Carstens claims that bold action is required 

Carstens said that realizing the full potential of the stablecoin system required bold action. However, many issues WOULD need to be overcome, including who sets the rules governing the “programmable ‘unified ledger’ platform” and that individual nations would likely want to retain control of how and who uses their currencies.

The BIS hinted that it wanted central banks to “go down the route” of a tokenized “unified ledger” incorporating central bank reserves, commercial bank deposits, and government bonds. This would mean that central bank money would remain the primary means of global payment. Currencies and bonds worldwide could also be integrated into the same “programmable platform.”
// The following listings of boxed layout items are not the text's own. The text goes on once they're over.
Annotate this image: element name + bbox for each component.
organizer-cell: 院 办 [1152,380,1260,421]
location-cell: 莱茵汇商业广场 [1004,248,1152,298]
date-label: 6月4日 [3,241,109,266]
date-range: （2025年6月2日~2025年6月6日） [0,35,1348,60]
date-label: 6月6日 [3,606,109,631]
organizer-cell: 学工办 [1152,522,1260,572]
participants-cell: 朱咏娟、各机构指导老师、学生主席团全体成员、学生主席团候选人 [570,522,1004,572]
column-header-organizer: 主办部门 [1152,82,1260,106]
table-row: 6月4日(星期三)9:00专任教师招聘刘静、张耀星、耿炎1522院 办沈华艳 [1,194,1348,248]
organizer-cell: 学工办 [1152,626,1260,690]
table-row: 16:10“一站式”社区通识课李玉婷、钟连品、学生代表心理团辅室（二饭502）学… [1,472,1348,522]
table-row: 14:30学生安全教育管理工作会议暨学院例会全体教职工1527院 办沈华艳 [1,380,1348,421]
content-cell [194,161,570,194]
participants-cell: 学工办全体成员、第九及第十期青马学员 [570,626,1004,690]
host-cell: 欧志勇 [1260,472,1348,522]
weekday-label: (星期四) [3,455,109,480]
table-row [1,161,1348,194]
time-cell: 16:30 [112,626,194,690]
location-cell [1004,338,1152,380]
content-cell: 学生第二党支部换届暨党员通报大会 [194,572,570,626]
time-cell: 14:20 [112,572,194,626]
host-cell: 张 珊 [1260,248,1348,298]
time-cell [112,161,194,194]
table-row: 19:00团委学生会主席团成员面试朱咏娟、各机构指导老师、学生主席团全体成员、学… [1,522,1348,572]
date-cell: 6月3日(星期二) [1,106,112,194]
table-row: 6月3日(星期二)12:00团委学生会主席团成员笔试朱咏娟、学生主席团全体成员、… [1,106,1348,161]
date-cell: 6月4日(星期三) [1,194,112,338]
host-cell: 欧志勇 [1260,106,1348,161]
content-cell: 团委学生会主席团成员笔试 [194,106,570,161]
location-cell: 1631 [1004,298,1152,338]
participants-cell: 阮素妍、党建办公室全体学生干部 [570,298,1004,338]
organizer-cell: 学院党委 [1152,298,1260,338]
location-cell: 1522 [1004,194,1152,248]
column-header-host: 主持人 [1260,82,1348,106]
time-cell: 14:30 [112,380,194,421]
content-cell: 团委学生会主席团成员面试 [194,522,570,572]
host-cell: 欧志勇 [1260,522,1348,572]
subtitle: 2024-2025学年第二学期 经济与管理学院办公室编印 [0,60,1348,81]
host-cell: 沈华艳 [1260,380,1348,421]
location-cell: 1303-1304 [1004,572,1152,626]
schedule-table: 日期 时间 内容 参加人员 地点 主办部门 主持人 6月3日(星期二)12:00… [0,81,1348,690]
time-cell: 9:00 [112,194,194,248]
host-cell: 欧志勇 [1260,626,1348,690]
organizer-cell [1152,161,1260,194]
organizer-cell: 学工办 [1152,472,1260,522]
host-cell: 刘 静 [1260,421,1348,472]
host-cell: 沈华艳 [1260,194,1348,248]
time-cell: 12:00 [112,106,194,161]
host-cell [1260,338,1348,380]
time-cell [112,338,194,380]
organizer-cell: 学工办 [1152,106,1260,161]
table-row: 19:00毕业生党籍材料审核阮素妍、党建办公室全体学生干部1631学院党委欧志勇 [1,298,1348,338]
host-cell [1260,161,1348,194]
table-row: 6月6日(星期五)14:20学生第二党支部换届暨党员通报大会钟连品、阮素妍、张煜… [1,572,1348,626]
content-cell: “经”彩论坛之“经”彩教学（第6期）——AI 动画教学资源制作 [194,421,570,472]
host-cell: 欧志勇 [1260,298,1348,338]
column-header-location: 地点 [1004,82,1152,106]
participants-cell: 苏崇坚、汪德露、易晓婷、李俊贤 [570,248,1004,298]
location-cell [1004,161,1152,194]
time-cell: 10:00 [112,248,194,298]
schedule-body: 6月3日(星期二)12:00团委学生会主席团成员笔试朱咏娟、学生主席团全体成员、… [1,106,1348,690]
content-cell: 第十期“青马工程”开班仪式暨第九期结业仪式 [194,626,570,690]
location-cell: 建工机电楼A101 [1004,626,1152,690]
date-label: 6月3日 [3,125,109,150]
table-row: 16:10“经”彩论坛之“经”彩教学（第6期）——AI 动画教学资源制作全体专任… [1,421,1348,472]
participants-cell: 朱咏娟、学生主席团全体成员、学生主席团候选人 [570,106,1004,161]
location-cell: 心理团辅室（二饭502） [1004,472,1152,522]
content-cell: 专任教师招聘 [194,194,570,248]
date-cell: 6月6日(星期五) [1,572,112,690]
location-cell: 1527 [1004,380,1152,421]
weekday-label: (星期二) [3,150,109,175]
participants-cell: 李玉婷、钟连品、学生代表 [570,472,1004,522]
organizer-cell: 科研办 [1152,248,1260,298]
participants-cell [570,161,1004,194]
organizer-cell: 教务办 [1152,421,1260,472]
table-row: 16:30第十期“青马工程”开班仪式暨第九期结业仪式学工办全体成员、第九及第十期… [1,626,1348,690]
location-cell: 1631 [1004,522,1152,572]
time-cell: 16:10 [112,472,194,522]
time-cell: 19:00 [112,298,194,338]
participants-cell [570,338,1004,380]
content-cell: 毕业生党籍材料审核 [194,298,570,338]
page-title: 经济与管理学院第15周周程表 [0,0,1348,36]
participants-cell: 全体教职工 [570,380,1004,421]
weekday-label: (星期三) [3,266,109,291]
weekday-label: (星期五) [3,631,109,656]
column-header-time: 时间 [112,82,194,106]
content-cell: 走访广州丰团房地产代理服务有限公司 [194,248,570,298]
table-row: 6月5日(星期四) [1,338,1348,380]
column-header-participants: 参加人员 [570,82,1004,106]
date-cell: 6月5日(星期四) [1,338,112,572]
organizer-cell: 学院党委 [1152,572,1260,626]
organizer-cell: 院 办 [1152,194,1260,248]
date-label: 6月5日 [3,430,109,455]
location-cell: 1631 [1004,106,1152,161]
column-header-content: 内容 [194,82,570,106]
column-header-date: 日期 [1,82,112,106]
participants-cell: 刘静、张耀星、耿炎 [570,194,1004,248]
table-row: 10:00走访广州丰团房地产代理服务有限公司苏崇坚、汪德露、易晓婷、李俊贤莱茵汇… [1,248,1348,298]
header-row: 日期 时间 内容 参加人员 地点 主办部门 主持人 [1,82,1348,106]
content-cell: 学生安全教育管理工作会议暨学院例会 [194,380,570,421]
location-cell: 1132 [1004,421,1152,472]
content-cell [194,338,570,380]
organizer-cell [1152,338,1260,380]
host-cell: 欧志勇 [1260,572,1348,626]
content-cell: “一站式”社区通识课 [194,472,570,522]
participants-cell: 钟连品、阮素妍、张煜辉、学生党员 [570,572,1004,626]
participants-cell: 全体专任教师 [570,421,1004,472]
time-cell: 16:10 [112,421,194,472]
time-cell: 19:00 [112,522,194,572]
Shin also said tokenized central bank reserves provided a stable and trusted settlement asset for wholesale transactions in a tokenized ecosystem, ensuring the singleness of money. Tokenized commercial bank money could build on the proven two-tier system, offering new functionalities while preserving trust and stability. Shin also pointed out that tokenized government bonds could enhance liquidity and support various financial transactions, from collateral management to monetary policy operations.

The WSJ also noted recently that stablecoins had a shot at being used in many consumer payments—”if they play their cards right,” alluding to the integration of stablecoins with Visa and MasterCard. Visa has already piloted settling transactions in USDC, and both networks are exploring ways to modernize cross-border payments using blockchain-based infrastructure. Stripe is also working to bring USDC into the market as an acceptable payment currency to Shopify merchants.